Setting the original values of the concurrency tokens in step 4 could be handled a number of ways. Beside the approach listed above (force changes by refreshing original values from the DB), another approach is to do nothing. In that case, the cache assumes the current values and the original values are the same. So if nothing has changed in the database since the object was originally queried, everything will work fine. Unfortunately, as of the August CTP there's no way to explicitly set the original values (because you have transported them out of band from the entity or something), but that's something we're considering for potential inclusion in a future release.

One interesting related question we are debating internally is the granularity users would most use when trasporting entities with this additional information. You could imagine, for instanace, serializing a single cache entry in order to transport an entity along with its state, set of modified properties and original values. At the other extreme, you might just serialize an entire object cache which would bring along an arbitrary set of entities and could be an efficient way to transport multiple entities at once (including relationships between them, etc.). In the middle somewhere is the ability to specify a graph of related entities and bring them (and their tracking information), but naturally there are a number of interesting issues that would have to be worked out to enable that scenario (like how to specify what part of the graph to serialize, etc.).

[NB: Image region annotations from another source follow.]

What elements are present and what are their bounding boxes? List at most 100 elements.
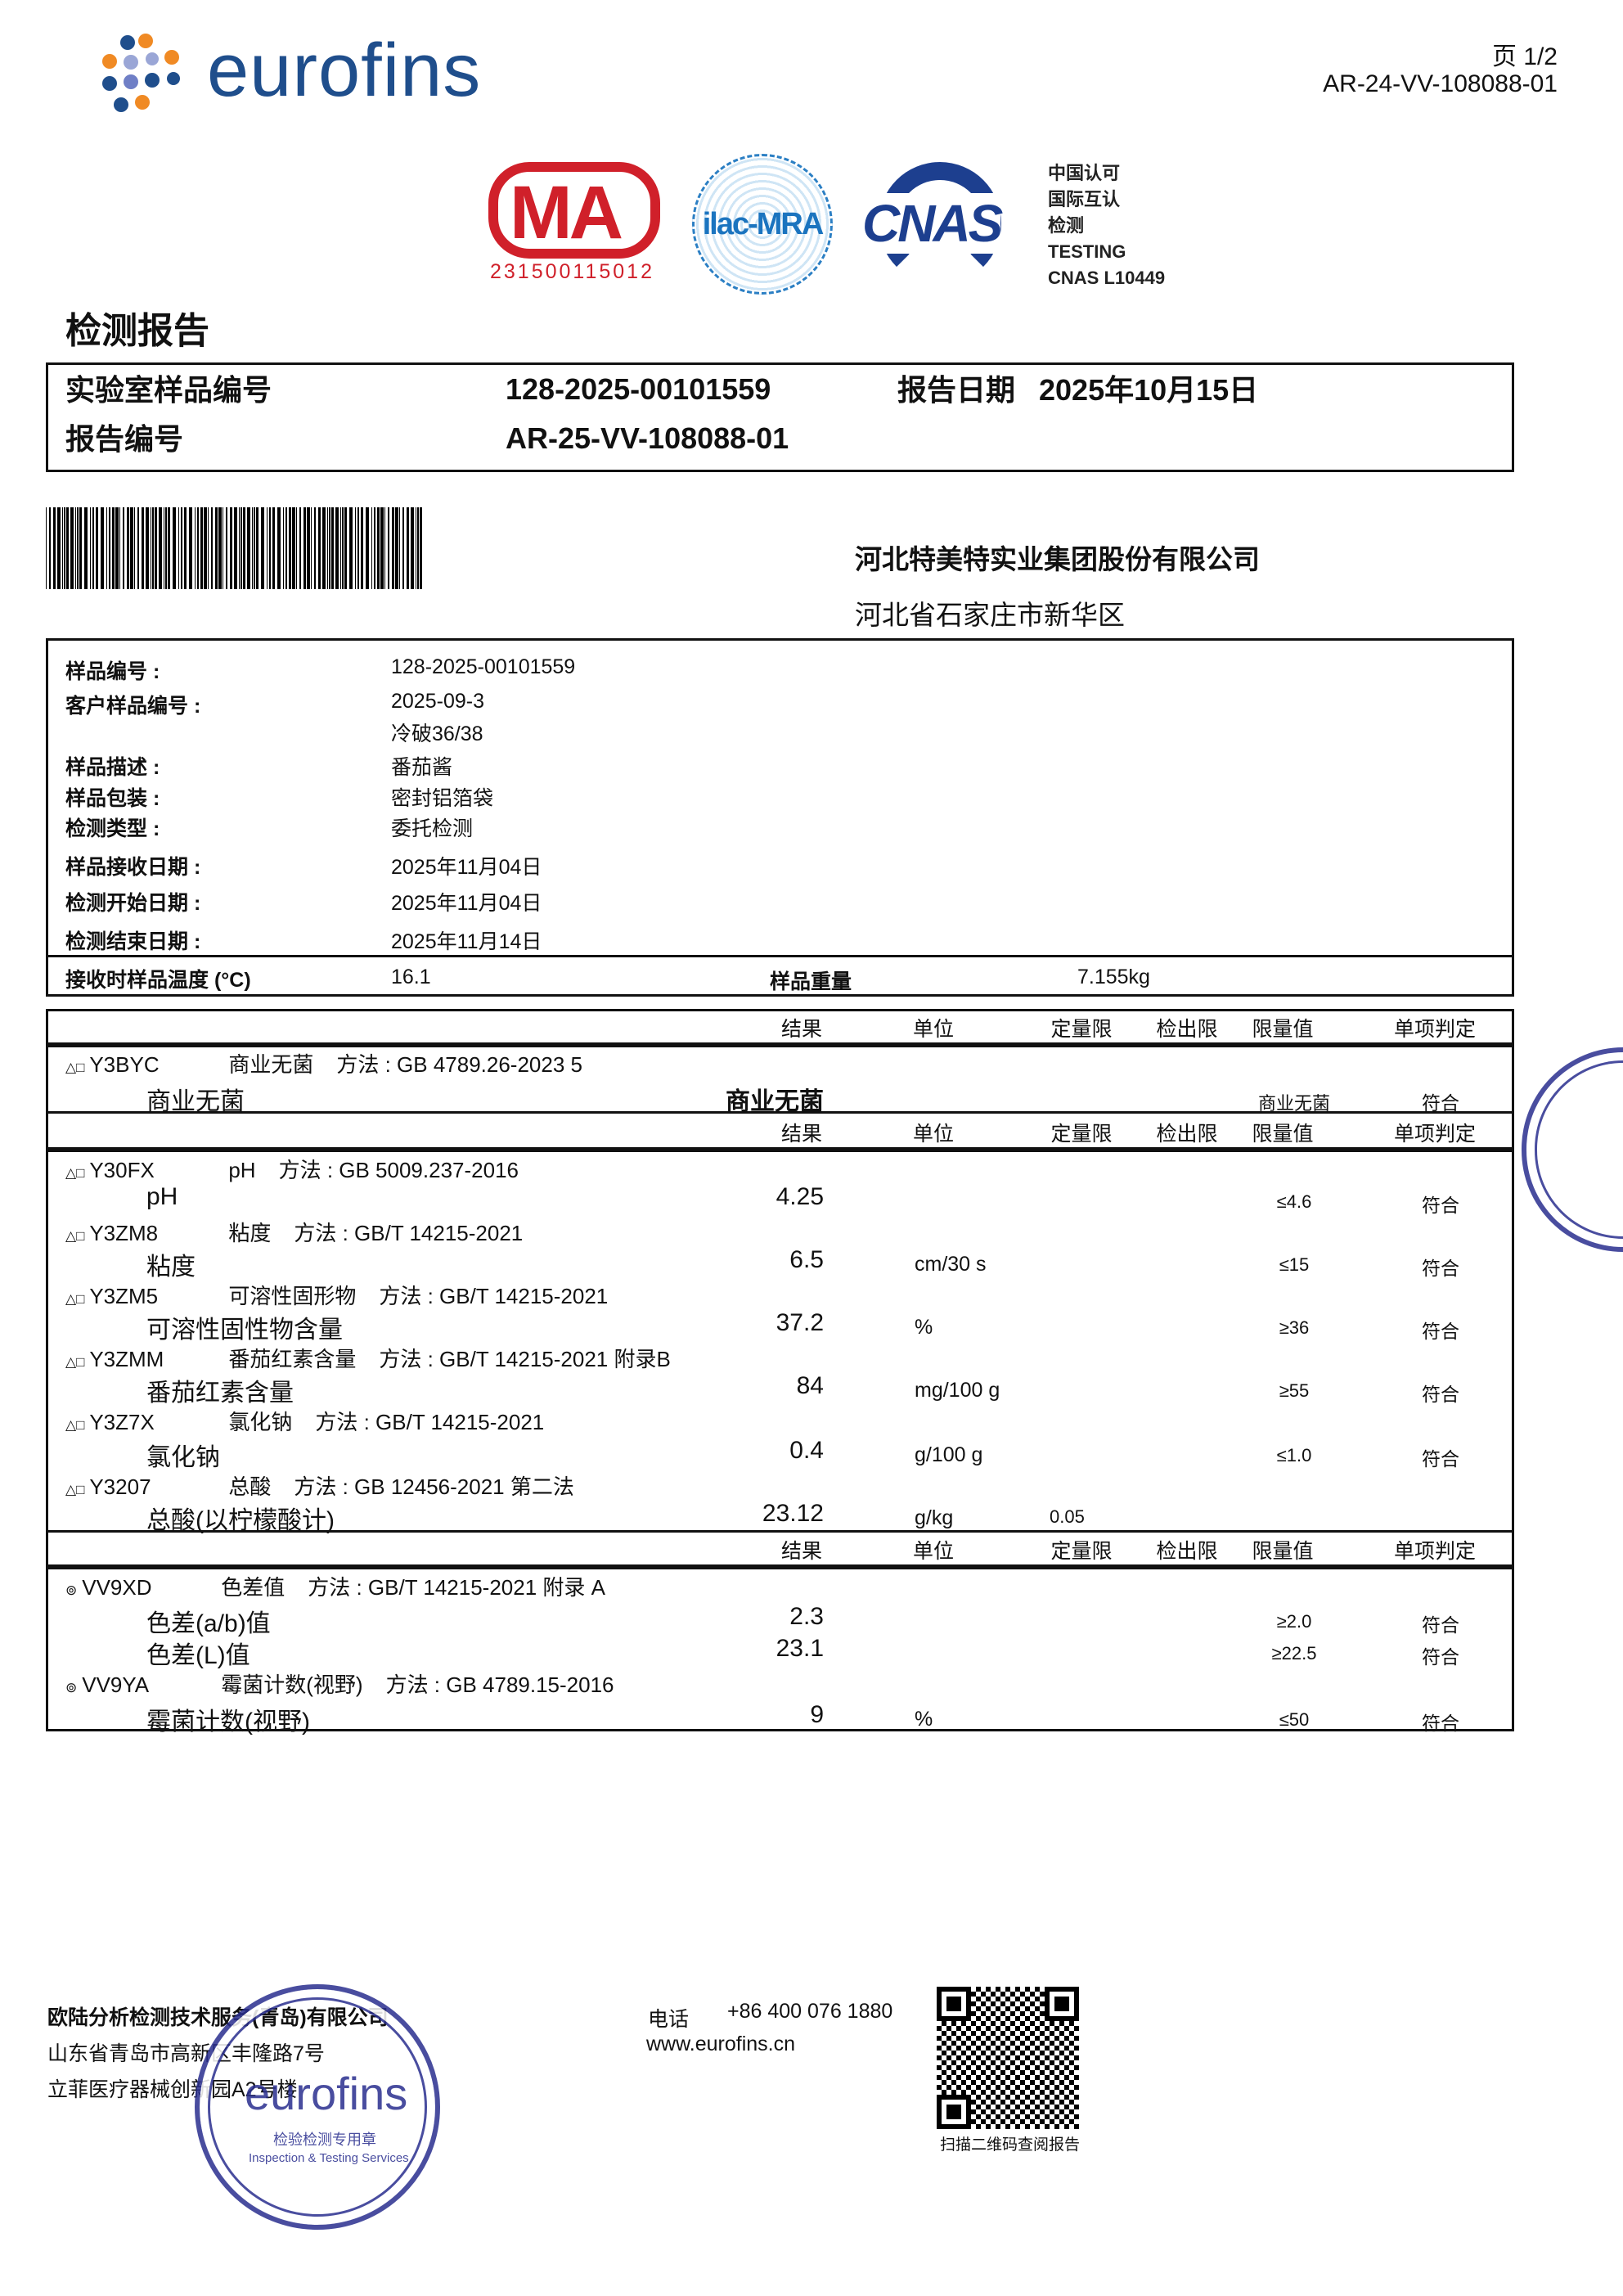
sample-info-label: 样品包装 : xyxy=(65,787,160,810)
qr-module xyxy=(942,2016,946,2021)
qr-module xyxy=(1045,2065,1050,2070)
qr-module xyxy=(991,2031,996,2036)
column-header: 单项判定 xyxy=(1393,1018,1476,1041)
qr-module xyxy=(1025,2036,1030,2041)
qr-module xyxy=(1030,2060,1035,2065)
qr-module xyxy=(1054,2065,1059,2070)
qr-module xyxy=(1005,2036,1010,2041)
qr-module xyxy=(1005,2065,1010,2070)
test-limit: ≥55 xyxy=(1279,1380,1310,1401)
sample-info-value: 2025-09-3 xyxy=(391,690,484,713)
sample-info-label: 检测结束日期 : xyxy=(65,930,201,953)
qr-module xyxy=(937,1992,942,1997)
barcode-bar xyxy=(119,507,120,589)
qr-module xyxy=(976,2036,981,2041)
column-header: 检出限 xyxy=(1156,1123,1218,1146)
column-header: 检出限 xyxy=(1156,1540,1218,1563)
barcode-bar xyxy=(230,507,232,589)
qr-module xyxy=(956,2095,961,2100)
qr-module xyxy=(1020,2001,1025,2006)
test-method: 方法 : GB/T 14215-2021 xyxy=(294,1221,524,1245)
qr-module xyxy=(1059,2031,1064,2036)
qr-module xyxy=(1010,2060,1015,2065)
qr-module xyxy=(1020,2031,1025,2036)
barcode-bar xyxy=(243,507,245,589)
qr-module xyxy=(1050,1987,1054,1992)
qr-module xyxy=(996,2095,1000,2100)
qr-module xyxy=(1040,2031,1045,2036)
qr-module xyxy=(956,2046,961,2051)
qr-module xyxy=(1000,2021,1005,2026)
qr-module xyxy=(956,2001,961,2006)
qr-module xyxy=(976,2114,981,2119)
qr-module xyxy=(991,2109,996,2114)
test-unit: g/kg xyxy=(915,1506,954,1529)
qr-module xyxy=(981,2041,986,2046)
qr-module xyxy=(966,1992,971,1997)
qr-module xyxy=(961,2070,966,2075)
barcode-bar xyxy=(307,507,310,589)
qr-module xyxy=(1010,2011,1015,2016)
qr-module xyxy=(1025,2085,1030,2090)
test-code-row: △□ Y3207 总酸 方法 : GB 12456-2021 第二法 xyxy=(65,1470,574,1501)
barcode-bar xyxy=(311,507,312,589)
qr-code[interactable] xyxy=(935,1987,1084,2131)
test-result: 6.5 xyxy=(789,1246,824,1273)
qr-module xyxy=(966,2026,971,2031)
qr-module xyxy=(1040,2041,1045,2046)
phone-number: +86 400 076 1880 xyxy=(727,2000,893,2023)
ma-number: 231500115012 xyxy=(490,260,654,283)
qr-module xyxy=(937,2046,942,2051)
qr-module xyxy=(942,2060,946,2065)
stamp-cn: 检验检测专用章 xyxy=(273,2132,376,2148)
qr-module xyxy=(961,2031,966,2036)
qr-module xyxy=(1005,2075,1010,2080)
eurofins-dots-icon xyxy=(102,34,180,112)
qr-module xyxy=(966,2085,971,2090)
barcode-bar xyxy=(152,507,154,589)
barcode-bar xyxy=(218,507,222,589)
qr-module xyxy=(996,2085,1000,2090)
test-item: pH xyxy=(146,1183,178,1210)
qr-module xyxy=(1005,2114,1010,2119)
barcode-bar xyxy=(344,507,347,589)
barcode-bar xyxy=(189,507,192,589)
qr-module xyxy=(961,2021,966,2026)
test-result: 4.25 xyxy=(776,1183,824,1210)
qr-module xyxy=(951,2021,956,2026)
qr-module xyxy=(951,1997,956,2001)
qr-module xyxy=(1025,2055,1030,2060)
barcode-bar xyxy=(57,507,61,589)
qr-module xyxy=(986,2085,991,2090)
cnas-line: 检测 xyxy=(1048,215,1085,236)
qr-module xyxy=(1045,2114,1050,2119)
qr-module xyxy=(981,2021,986,2026)
qr-module xyxy=(942,1987,946,1992)
test-item: 商业无菌 xyxy=(146,1088,245,1115)
sample-info-label: 检测类型 : xyxy=(65,817,160,840)
qr-module xyxy=(1005,2085,1010,2090)
qr-module xyxy=(937,2026,942,2031)
test-limit: 商业无菌 xyxy=(1257,1093,1330,1114)
qr-module xyxy=(956,2036,961,2041)
qr-module xyxy=(1030,2109,1035,2114)
qr-module xyxy=(1045,2026,1050,2031)
qr-module xyxy=(1069,2041,1074,2046)
qr-module xyxy=(937,2006,942,2011)
qr-module xyxy=(1020,2119,1025,2124)
cma-logo: MA 231500115012 xyxy=(488,162,660,285)
qr-module xyxy=(971,2070,976,2075)
sample-info-value: 番茄酱 xyxy=(391,756,453,779)
barcode-bar xyxy=(374,507,375,589)
qr-module xyxy=(986,2114,991,2119)
qr-module xyxy=(1010,2100,1015,2105)
barcode-bar xyxy=(200,507,203,589)
qr-module xyxy=(971,2090,976,2095)
qr-module xyxy=(1040,2109,1045,2114)
eurofins-logo: eurofins xyxy=(97,29,530,123)
qr-module xyxy=(1074,1987,1079,1992)
website-link[interactable]: www.eurofins.cn xyxy=(646,2033,796,2055)
barcode-bar xyxy=(239,507,240,589)
barcode-bar xyxy=(327,507,328,589)
barcode-bar xyxy=(420,507,422,589)
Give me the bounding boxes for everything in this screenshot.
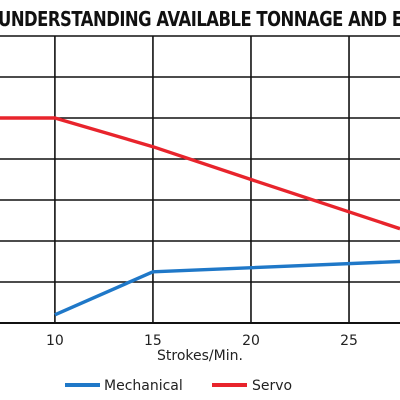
- x-tick-label: 10: [46, 333, 64, 349]
- legend: Mechanical Servo: [65, 378, 292, 394]
- x-tick-labels: 10 15 20 25: [46, 333, 358, 349]
- x-tick-label: 15: [144, 333, 162, 349]
- series-lines: [0, 116, 400, 317]
- grid: [0, 35, 400, 324]
- x-axis-label: Strokes/Min.: [157, 348, 243, 364]
- chart-title: UNDERSTANDING AVAILABLE TONNAGE AND ENER…: [0, 7, 400, 31]
- x-tick-label: 20: [242, 333, 260, 349]
- legend-label-servo: Servo: [252, 378, 292, 394]
- x-tick-label: 25: [340, 333, 358, 349]
- legend-label-mechanical: Mechanical: [104, 378, 183, 394]
- series-line-mechanical: [54, 259, 400, 317]
- series-line-servo: [0, 116, 400, 231]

Well… That’s probably more than enough for a first post. Hopefully it will be helpful to some folks. If there are some ways that I’ve not been clear or this sparks other questions, don’t hesitate to ask.

- Danny

P.S. The sample code above is based on a pet-project of mine called DPMud where a few friends and I have been working on an old-fashioned multi-user text adventure built with a rich client that uses the entity framework. This provides a fairly straightforward schema which folks can pretty easily relate to (rooms have a many to many relationship with other rooms through an intermediate exit entity, there are actors, items, etc.) but which isn’t the all-too-tired customers, orders, line-items example. Since I’ve spent so much time with this schema over the last several months, you’ll probably see it in a number of blog entries.